Bien que le monopole de la vente du garba en Côte d’Ivoire est gardé par les étrangers, les jeunes ivoiriens tentent désormais de s’intégrer dans ce milieu dominé par les ressortissants nigériens. Pour marquer la différence et attirer la clientèle, l’accent est un peu mis sur l’hygiène. Avec les différentes crises qui ont frappé le pays, le rêve de devenir des bureaucrates de plusieurs jeunes ivoiriens c’est brisé. Vendre donc du garba fait partie des entreprises vers lesquelles ils se sont tournés.

C’est le cas de Kouamé Kouadio Jean-Marc, un jeune Baoulé (ethnie du centre du pays) qui mène son activité avec deux de ses frères dans la commune de Koumassi. Pour lui, la vente de garba, si elle est bien gérée, rapporte gros. Avec cette activité, c’est 100% de bénéfices.

« Nous les jeunes ivoiriens, nous n’avons pas vite compris ce que cette activité. Avec la vente du garba, c’est 100% si tu investis 100.000FCCFA, tu gagnes 200.000FCFA. Moi par exemple je prends beaucoup plus donc je peux facilement me retrouver avec 100.000fcfa ou 140.000fcfa par semaine » explique-t-il

 Une activité bien que génératrice rencontre souvent des difficultés pour les jeunes ivoiriens.
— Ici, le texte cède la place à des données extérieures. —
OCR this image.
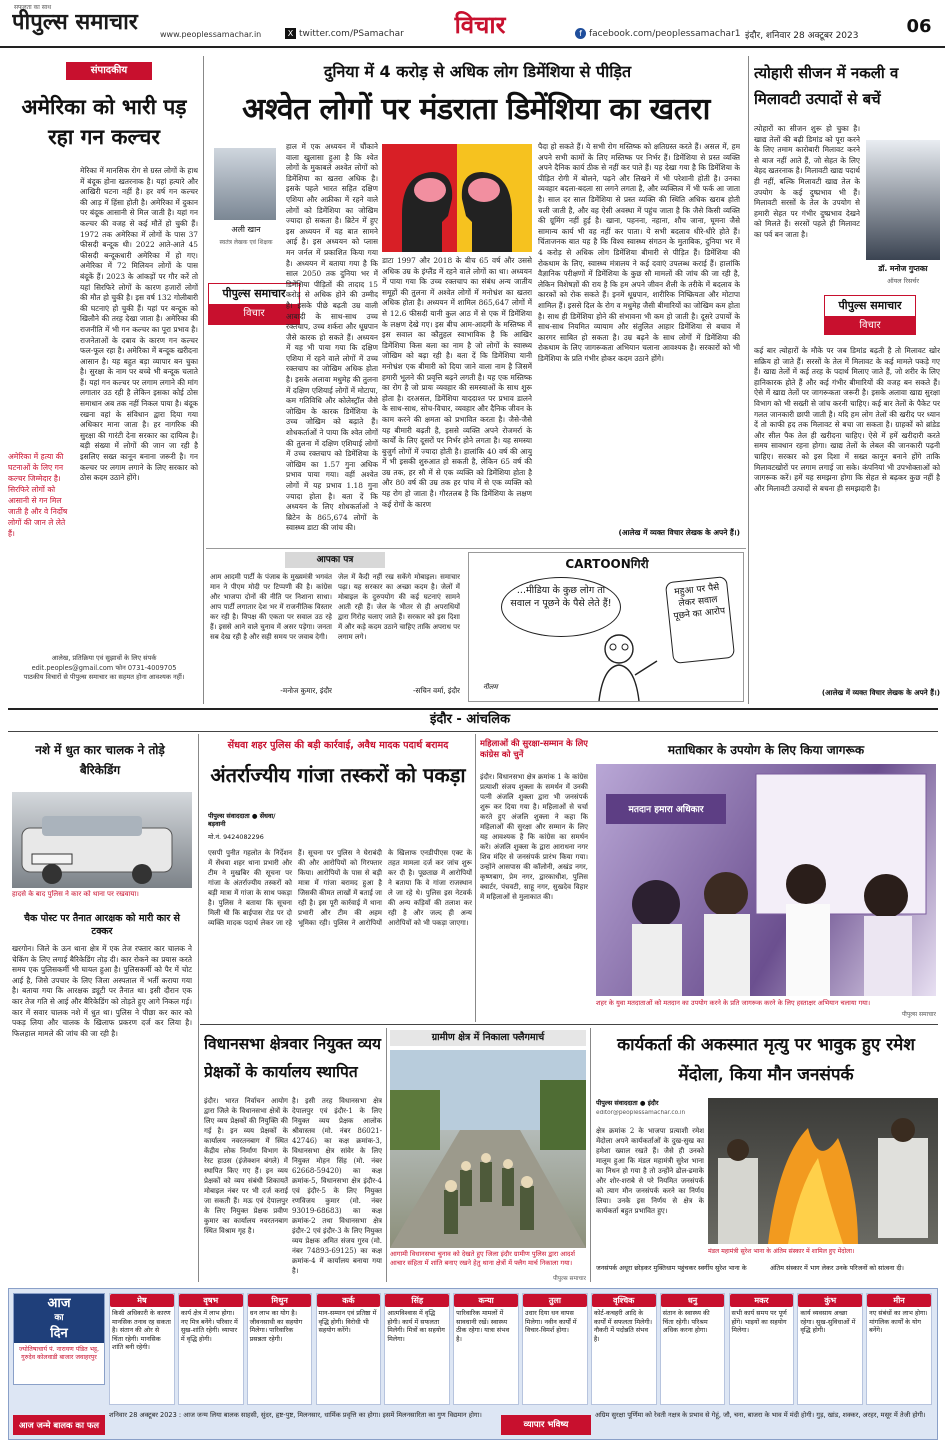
पीपुल्स समाचार
सफलता का साथ
www.peoplessamachar.in	X twitter.com/PSamachar	विचार	f facebook.com/peoplessamachar1 इंदौर, शनिवार 28 अक्टूबर 2023	06
संपादकीय
अमेरिका को भारी पड़ रहा गन कल्चर
मेरिका में मानसिक रोग से ग्रस्त लोगों के हाथ में बंदूक होना खतरनाक है। यहां हत्यारे और आखिरी घटना नहीं है। हर वर्ष गन कल्चर की आड़ में हिंसा होती है। अमेरिका में दुकान पर बंदूक आसानी से मिल जाती है। यहां गन कल्चर की वजह से कई मौतें हो चुकी हैं। 1972 तक अमेरिका में लोगों के पास 37 फीसदी बन्दूक थी। 2022 आते-आते 45 फीसदी बन्दूकधारी अमेरिका में हो गए। अमेरिका में 72 मिलियन लोगों के पास बंदूकें हैं। 2023 के आंकड़ों पर गौर करें तो यहां सिरफिरे लोगों के कारण हजारों लोगों की मौत हो चुकी है। इस वर्ष 132 गोलीबारी की घटनाएं हो चुकी हैं। यहां पर बन्दूक को खिलौने की तरह देखा जाता है। अमेरिका की राजनीति में भी गन कल्चर का पूरा प्रभाव है। राजनेताओं के दबाव के कारण गन कल्चर फल-फूल रहा है। अमेरिका में बन्दूक खरीदना आसान है। यह बहुत बड़ा व्यापार बन चुका है। सुरक्षा के नाम पर बच्चे भी बन्दूक चलाते हैं। यहां गन कल्चर पर लगाम लगाने की मांग लगातार उठ रही है लेकिन इसका कोई ठोस समाधान अब तक नहीं निकल पाया है। बंदूक रखना वहां के संविधान द्वारा दिया गया अधिकार माना जाता है। हर नागरिक की सुरक्षा की गारंटी देना सरकार का दायित्व है। बड़ी संख्या में लोगों की जान जा रही है इसलिए सख्त कानून बनाना जरूरी है। गन कल्चर पर लगाम लगाने के लिए सरकार को ठोस कदम उठाने होंगे।
अमेरिका में हत्या की घटनाओं के लिए गन कल्चर जिम्मेदार है। सिरफिरे लोगों को आसानी से गन मिल जाती है और वे निर्दोष लोगों की जान ले लेते हैं।
आलेख, प्रतिक्रिया एवं सुझावों के लिए संपर्क
edit.peoples@gmail.com फोन 0731-4009705
पाठकीय विचारों से पीपुल्स समाचार का सहमत होना आवश्यक नहीं।
दुनिया में 4 करोड़ से अधिक लोग डिमेंशिया से पीड़ित
अश्वेत लोगों पर मंडराता डिमेंशिया का खतरा
अली खान
स्वतंत्र लेखक एवं शिक्षक
पीपुल्स समाचार
विचार
हाल में एक अध्ययन में चौंकाने वाला खुलासा हुआ है कि श्वेत लोगों के मुकाबले अश्वेत लोगों को डिमेंशिया का खतरा अधिक है। इसके पहले भारत सहित दक्षिण एशिया और अफ्रीका में रहने वाले लोगों को डिमेंशिया का जोखिम ज्यादा हो सकता है। ब्रिटेन में हुए इस अध्ययन में यह बात सामने आई है। इस अध्ययन को प्लास मन जर्नल में प्रकाशित किया गया है। अध्ययन में बताया गया है कि साल 2050 तक दुनिया भर में डिमेंशिया पीड़ितों की तादाद 15 करोड़ से अधिक होने की उम्मीद है। इसके पीछे बढ़ती उम्र वाली आबादी के साथ-साथ उच्च रक्तचाप, उच्च शर्करा और धूम्रपान जैसे कारक हो सकते हैं। अध्ययन में यह भी पाया गया कि दक्षिण एशिया में रहने वाले लोगों में उच्च रक्तचाप का जोखिम अधिक होता है। इसके अलावा मधुमेह की तुलना में दक्षिण एशियाई लोगों में मोटापा, कम गतिविधि और कोलेस्ट्रॉल जैसे जोखिम के कारक डिमेंशिया के उच्च जोखिम को बढ़ाते हैं। शोधकर्ताओं ने पाया कि श्वेत लोगों की तुलना में दक्षिण एशियाई लोगों में उच्च रक्तचाप को डिमेंशिया के जोखिम का 1.57 गुना अधिक प्रभाव पाया गया। वहीं अश्वेत लोगों में यह प्रभाव 1.18 गुना ज्यादा होता है। बता दें कि अध्ययन के लिए शोधकर्ताओं ने ब्रिटेन के 865,674 लोगों के स्वास्थ्य डाटा की जांच की।
डाटा 1997 और 2018 के बीच 65 वर्ष और उससे अधिक उम्र के इंग्लैंड में रहने वाले लोगों का था। अध्ययन में पाया गया कि उच्च रक्तचाप का संबंध अन्य जातीय समूहों की तुलना में अश्वेत लोगों में मनोभ्रंश का खतरा अधिक होता है। अध्ययन में शामिल 865,647 लोगों में से 12.6 फीसदी यानी कुल आठ में से एक में डिमेंशिया के लक्षण देखे गए। इस बीच आम-आदमी के मस्तिष्क में इस सवाल का कौतुहल स्वाभाविक है कि आखिर डिमेंशिया किस बला का नाम है जो लोगों के स्वास्थ्य जोखिम को बढ़ा रही है। बता दें कि डिमेंशिया यानी मनोभ्रंश एक बीमारी को दिया जाने वाला नाम है जिसमें हमारी भूलने की प्रवृत्ति बढ़ने लगती है। यह एक मस्तिष्क का रोग है जो प्रायः व्यवहार की समस्याओं के साथ शुरू होता है। दरअसल, डिमेंशिया याददाश्त पर प्रभाव डालने के साथ-साथ, सोच-विचार, व्यवहार और दैनिक जीवन के काम करने की क्षमता को प्रभावित करता है। जैसे-जैसे यह बीमारी बढ़ती है, इससे व्यक्ति अपने रोजमर्रा के कार्यों के लिए दूसरों पर निर्भर होने लगता है। यह समस्या बुजुर्ग लोगों में ज्यादा होती है। हालांकि 40 वर्ष की आयु में भी इसकी शुरुआत हो सकती है, लेकिन 65 वर्ष की उम्र तक, हर सौ में से एक व्यक्ति को डिमेंशिया होता है और 80 वर्ष की उम्र तक हर पांच में से एक व्यक्ति को यह रोग हो जाता है। गौरतलब है कि डिमेंशिया के लक्षण कई रोगों के कारण
पैदा हो सकते हैं। ये सभी रोग मस्तिष्क को क्षतिग्रस्त करते हैं। असल में, हम अपने सभी कामों के लिए मस्तिष्क पर निर्भर हैं। डिमेंशिया से प्रस्त व्यक्ति अपने दैनिक कार्य ठीक से नहीं कर पाते हैं। यह देखा गया है कि डिमेंशिया के पीड़ित रोगी में बोलने, पढ़ने और लिखने में भी परेशानी होती है। उनका व्यवहार बदला-बदला सा लगने लगता है, और व्यक्तित्व में भी फर्क आ जाता है। साल दर साल डिमेंशिया से प्रस्त व्यक्ति की स्थिति अधिक खराब होती चली जाती है, और वह ऐसी अवस्था में पहुंच जाता है कि जैसे किसी व्यक्ति की ग्रूमिंग नहीं हुई है। खाना, पहनना, नहाना, शौच जाना, घूमना जैसे सामान्य कार्य भी वह नहीं कर पाता। ये सभी बदलाव धीरे-धीरे होते हैं। चिंताजनक बात यह है कि विश्व स्वास्थ्य संगठन के मुताबिक, दुनिया भर में 4 करोड़ से अधिक लोग डिमेंशिया बीमारी से पीड़ित हैं। डिमेंशिया की रोकथाम के लिए, स्वास्थ्य मंत्रालय ने कई दवाएं उपलब्ध कराई हैं। हालांकि वैज्ञानिक परीक्षणों में डिमेंशिया के कुछ सौ मामलों की जांच की जा रही है, लेकिन विशेषज्ञों की राय है कि हम अपने जीवन शैली के तरीके में बदलाव के कारकों को रोक सकते हैं। इनमें धूम्रपान, शारीरिक निष्क्रियता और मोटापा शामिल हैं। इससे दिल के रोग व मधुमेह जैसी बीमारियों का जोखिम कम होता है। साथ ही डिमेंशिया होने की संभावना भी कम हो जाती है। दूसरे उपायों के साथ-साथ नियमित व्यायाम और संतुलित आहार डिमेंशिया से बचाव में कारगर साबित हो सकता है। उम्र बढ़ने के साथ लोगों में डिमेंशिया की रोकथाम के लिए जागरूकता अभियान चलाना आवश्यक है। सरकारों को भी डिमेंशिया के प्रति गंभीर होकर कदम उठाने होंगे।
(आलेख में व्यक्त विचार लेखक के अपने हैं।)
त्योहारी सीजन में नकली व मिलावटी उत्पादों से बचें
त्योहारों का सीजन शुरू हो चुका है। खाद्य तेलों की बढ़ी डिमांड को पूरा करने के लिए तमाम कारोबारी मिलावट करने से बाज नहीं आते हैं, जो सेहत के लिए बेहद खतरनाक है। मिलावटी खाद्य पदार्थ ही नहीं, बल्कि मिलावटी खाद्य तेल के उपयोग के कई दुष्प्रभाव भी हैं। मिलावटी सरसों के तेल के उपयोग से हमारी सेहत पर गंभीर दुष्प्रभाव देखने को मिलते हैं। सरसों पहले ही मिलावट का पर्व बन जाता है।
डॉ. मनोज गुप्तका
ऑयल रिसर्चर
पीपुल्स समाचार
विचार
कई बार त्योहारों के मौके पर जब डिमांड बढ़ती है तो मिलावट खोर सक्रिय हो जाते हैं। सरसों के तेल में मिलावट के कई मामले पकड़े गए हैं। खाद्य तेलों में कई तरह के पदार्थ मिलाए जाते हैं, जो शरीर के लिए हानिकारक होते हैं और कई गंभीर बीमारियों की वजह बन सकते हैं। ऐसे में खाद्य तेलों पर जागरूकता जरूरी है। इसके अलावा खाद्य सुरक्षा विभाग को भी सख्ती से जांच करनी चाहिए। कई बार तेलों के पैकेट पर गलत जानकारी छापी जाती है। यदि हम लोग तेलों की खरीद पर ध्यान दें तो काफी हद तक मिलावट से बचा जा सकता है। ग्राहकों को ब्रांडेड और सील पैक तेल ही खरीदना चाहिए। ऐसे में हमें खरीदारी करते समय सावधान रहना होगा। खाद्य तेलों के लेबल की जानकारी पढ़नी चाहिए। सरकार को इस दिशा में सख्त कानून बनाने होंगे ताकि मिलावटखोरों पर लगाम लगाई जा सके। कंपनियां भी उपभोक्ताओं को जागरूक करें। हमें यह समझना होगा कि सेहत से बढ़कर कुछ नहीं है और मिलावटी उत्पादों से बचना ही समझदारी है।
(आलेख में व्यक्त विचार लेखक के अपने हैं।)
आपका पत्र
आम आदमी पार्टी के पंजाब के मुख्यमंत्री भगवंत मान ने पीएम मोदी पर टिप्पणी की है। कांग्रेस और भाजपा दोनों की नीति पर निशाना साधा। आप पार्टी लगातार देश भर में राजनीतिक विस्तार कर रही है। विपक्ष की एकता पर सवाल उठ रहे हैं। इससे आने वाले चुनाव में असर पड़ेगा। जनता सब देख रही है और सही समय पर जवाब देगी।
-मनोज कुमार, इंदौर
जेल में कैदी नहीं रख सकेंगे मोबाइल। समाचार पढ़ा। यह सरकार का अच्छा कदम है। जेलों में मोबाइल के दुरुपयोग की कई घटनाएं सामने आती रही हैं। जेल के भीतर से ही अपराधियों द्वारा गिरोह चलाए जाते हैं। सरकार को इस दिशा में और कड़े कदम उठाने चाहिए ताकि अपराध पर लगाम लगे।
-सचिन वर्मा, इंदौर
CARTOONगिरी
...मीडिया के कुछ लोग तो सवाल न पूछने के पैसे लेते हैं!
महुआ पर पैसे लेकर सवाल पूछने का आरोप
नीलम
इंदौर - आंचलिक
नशे में धुत कार चालक ने तोड़े बैरिकेडिंग
हादसे के बाद पुलिस ने कार को थाना पर रखवाया।
चैक पोस्ट पर तैनात आरक्षक को मारी कार से टक्कर
खरगोन। जिले के ऊन थाना क्षेत्र में एक तेज रफ्तार कार चालक ने चेकिंग के लिए लगाई बैरिकेडिंग तोड़ दी। कार रोकने का प्रयास करते समय एक पुलिसकर्मी भी घायल हुआ है। पुलिसकर्मी को पैर में चोट आई है, जिसे उपचार के लिए जिला अस्पताल में भर्ती कराया गया है। बताया गया कि आरक्षक ड्यूटी पर तैनात था। इसी दौरान एक कार तेज गति से आई और बैरिकेडिंग को तोड़ते हुए आगे निकल गई। कार में सवार चालक नशे में धुत था। पुलिस ने पीछा कर कार को पकड़ लिया और चालक के खिलाफ प्रकरण दर्ज कर लिया है। फिलहाल मामले की जांच की जा रही है।
सेंधवा शहर पुलिस की बड़ी कार्रवाई, अवैध मादक पदार्थ बरामद
अंतर्राज्यीय गांजा तस्करों को पकड़ा
पीपुल्स संवाददाता ● सेंधवा/बड़वानी
मो.नं. 9424082296
एसपी पुनीत गहलोत के निर्देशन में सेंधवा शहर थाना प्रभारी और टीम ने मुखबिर की सूचना पर गांजा के अंतर्राज्यीय तस्करों को बड़ी मात्रा में गांजा के साथ पकड़ा है। पुलिस ने बताया कि सूचना मिली थी कि बाईपास रोड पर दो व्यक्ति मादक पदार्थ लेकर जा रहे हैं। सूचना पर पुलिस ने घेराबंदी की और आरोपियों को गिरफ्तार किया। आरोपियों के पास से बड़ी मात्रा में गांजा बरामद हुआ है जिसकी कीमत लाखों में बताई जा रही है। इस पूरी कार्रवाई में थाना प्रभारी और टीम की अहम भूमिका रही। पुलिस ने आरोपियों के खिलाफ एनडीपीएस एक्ट के तहत मामला दर्ज कर जांच शुरू कर दी है। पूछताछ में आरोपियों ने बताया कि वे गांजा राजस्थान ले जा रहे थे। पुलिस इस नेटवर्क की अन्य कड़ियों की तलाश कर रही है और जल्द ही अन्य आरोपियों को भी पकड़ा जाएगा।
महिलाओं की सुरक्षा-सम्मान के लिए कांग्रेस को चुनें
इंदौर। विधानसभा क्षेत्र क्रमांक 1 के कांग्रेस प्रत्याशी संजय शुक्ला के समर्थन में उनकी पत्नी अंजलि शुक्ला द्वारा भी जनसंपर्क शुरू कर दिया गया है। महिलाओं से चर्चा करते हुए अंजलि शुक्ला ने कहा कि महिलाओं की सुरक्षा और सम्मान के लिए यह आवश्यक है कि कांग्रेस का समर्थन करें। अंजलि शुक्ला के द्वारा आराधना नगर शिव मंदिर से जनसंपर्क प्रारंभ किया गया। उन्होंने आसपास की कॉलोनी, अखंड नगर, कृष्णबाग, प्रेम नगर, द्वारकाधीश, पुलिस क्वार्टर, पंचवटी, साहू नगर, सुखदेव विहार में महिलाओं से मुलाकात की।
मताधिकार के उपयोग के लिए किया जागरूक
मतदान हमारा अधिकार
शहर के युवा मतदाताओं को मतदान का उपयोग करने के प्रति जागरूक करने के लिए हस्ताक्षर अभियान चलाया गया।
पीपुल्स समाचार
विधानसभा क्षेत्रवार नियुक्त व्यय प्रेक्षकों के कार्यालय स्थापित
इंदौर। भारत निर्वाचन आयोग द्वारा जिले के विधानसभा क्षेत्रों के लिए व्यय प्रेक्षकों की नियुक्ति की गई है। इन व्यय प्रेक्षकों के कार्यालय नवरतनबाग में स्थित केंद्रीय लोक निर्माण विभाग के रेस्ट हाउस (इंजेक्शन बंगले) में स्थापित किए गए हैं। इन व्यय प्रेक्षकों को व्यय संबंधी शिकायतें मोबाइल नंबर पर भी दर्ज कराई जा सकती हैं। मऊ एवं देपालपुर के लिए नियुक्त प्रेक्षक प्रवीण कुमार का कार्यालय नवरतनबाग स्थित विश्राम गृह है।
है। इसी तरह विधानसभा क्षेत्र देपालपुर एवं इंदौर-1 के लिए नियुक्त व्यय प्रेक्षक आलोक श्रीवास्तव (मो. नंबर 86021-42746) का कक्ष क्रमांक-3, विधानसभा क्षेत्र सांवेर के लिए नियुक्त मोहन सिंह (मो. नंबर 62668-59420) का कक्ष क्रमांक-5, विधानसभा क्षेत्र इंदौर-4 एवं इंदौर-5 के लिए नियुक्त रणविजय कुमार (मो. नंबर 93019-68683) का कक्ष क्रमांक-2 तथा विधानसभा क्षेत्र इंदौर-2 एवं इंदौर-3 के लिए नियुक्त व्यय प्रेक्षक अमित संजय गुरव (मो. नंबर 74893-69125) का कक्ष क्रमांक-4 में कार्यालय बनाया गया है।
ग्रामीण क्षेत्र में निकाला फ्लैगमार्च
आगामी विधानसभा चुनाव को देखते हुए जिला इंदौर ग्रामीण पुलिस द्वारा आदर्श आचार संहिता में शांति बनाए रखने हेतु थाना क्षेत्रों में फ्लैग मार्च निकाला गया।
पीपुल्स समाचार
कार्यकर्ता की अकस्मात मृत्यु पर भावुक हुए रमेश मेंदोला, किया मौन जनसंपर्क
पीपुल्स संवाददाता ● इंदौर
editor@peoplessamachar.co.in
क्षेत्र क्रमांक 2 के भाजपा प्रत्याशी रमेश मेंदोला अपने कार्यकर्ताओं के दुख-सुख का हमेशा ख्याल रखते हैं। जैसे ही उनको मालूम हुआ कि मंडल महामंत्री सुरेश भाना का निधन हो गया है तो उन्होंने ढोल-ढमाके और शोर-शराबे से परे नियमित जनसंपर्क को त्याग मौन जनसंपर्क करने का निर्णय लिया। उनके इस निर्णय से क्षेत्र के कार्यकर्ता बहुत प्रभावित हुए।
मंडल महामंत्री सुरेश भाना के अंतिम संस्कार में शामिल हुए मेंदोला।
जनसंपर्क अधूरा छोड़कर मुक्तिधाम पहुंचकर स्वर्गीय सुरेश भाना के	अंतिम संस्कार में भाग लेकर उनके परिजनों को सांत्वना दी।
आज
का
दिन
ज्योतिषाचार्य पं. नारायण पंडित भट्ट, गुरुदेव कोलवाडी बाजार जवाहरपुर
आज जन्मे बालक का फल
मेष
किसी अधिकारी के कारण मानसिक तनाव रह सकता है। संतान की ओर से चिंता रहेगी। मानसिक शांति बनी रहेगी।
वृषभ
कार्य क्षेत्र में लाभ होगा। नए मित्र बनेंगे। परिवार में सुख-शांति रहेगी। व्यापार में वृद्धि होगी।
मिथुन
धन लाभ का योग है। जीवनसाथी का सहयोग मिलेगा। पारिवारिक प्रसन्नता रहेगी।
कर्क
मान-सम्मान एवं प्रतिष्ठा में वृद्धि होगी। विरोधी भी सहयोग करेंगे।
सिंह
आत्मविश्वास में वृद्धि होगी। कार्य में सफलता मिलेगी। मित्रों का सहयोग मिलेगा।
कन्या
पारिवारिक मामलों में सावधानी रखें। स्वास्थ्य ठीक रहेगा। यात्रा संभव है।
तुला
उधार दिया धन वापस मिलेगा। नवीन कार्यों में विचार-विमर्श होगा।
वृश्चिक
कोर्ट-कचहरी आदि के कार्यों में सफलता मिलेगी। नौकरी में पदोन्नति संभव है।
धनु
संतान के स्वास्थ्य की चिंता रहेगी। परिश्रम अधिक करना होगा।
मकर
सभी कार्य समय पर पूर्ण होंगे। भाइयों का सहयोग मिलेगा।
कुंभ
कार्य व्यवसाय अच्छा रहेगा। सुख-सुविधाओं में वृद्धि होगी।
मीन
नए संबंधों का लाभ होगा। मांगलिक कार्यों के योग बनेंगे।
शनिवार 28 अक्टूबर 2023 : आज जन्म लिया बालक साहसी, सुंदर, हृष्ट-पुष्ट, मिलनसार, धार्मिक प्रवृत्ति का होगा। इसमें मिलनसारिता का गुण विद्यमान होगा।
व्यापार भविष्य
अग्रिम सुरक्षा पूर्णिमा को रेवती नक्षत्र के प्रभाव से गेहूं, जौ, चना, बाजरा के भाव में मंदी होगी। गुड़, खांड, शक्कर, अरहर, मसूर में तेजी होगी।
Même si la vente de garba est beaucoup bénéfique tant pour celui qui la pratique que celui qui la consomme, elle faire face à certaines difficultés. Selon Monsieur Kouakou Kouame Jean-Marc, les difficultés se trouvent souvent l’approvisionnement du poisson. Pour lui, les vendeurs de poissons au port d’origine nigérien préfèrent vendre le poisson à leur frère plutôt qu’aux jeunes ivoiriens et ce à cause du manque de solidarité des vendeurs ivoiriens « souvent nous rencontrons beaucoup de difficultés surtout dans l’approvisionnement du poisson thon au niveau du port. Quand nous allons pour acheter les vendeurs d’origines nigériens préfèrent vendre d’abord les bons poissons à leurs frères et souvent on se retrouve avec les petits poissons ce qui fait fuir la clientèle. Souvent aussi, on ne gagne rien à acheter car ils vendent tout et ce jour, nous sommes obligés de ne pas vendre. Nos frères qui sont là-bas aussi ne connaissent pas ce qu’on appelle la solidarité. Du coup tout ça nous fatigue. » a-t-il déploré.

La vente de garba malgré ses difficultés, reste bénéfique tant pour ceux qui mènent cette activité que ceux qui la consomment. A l’arrivée, Chacune des deux parties tire une satisfaction économique.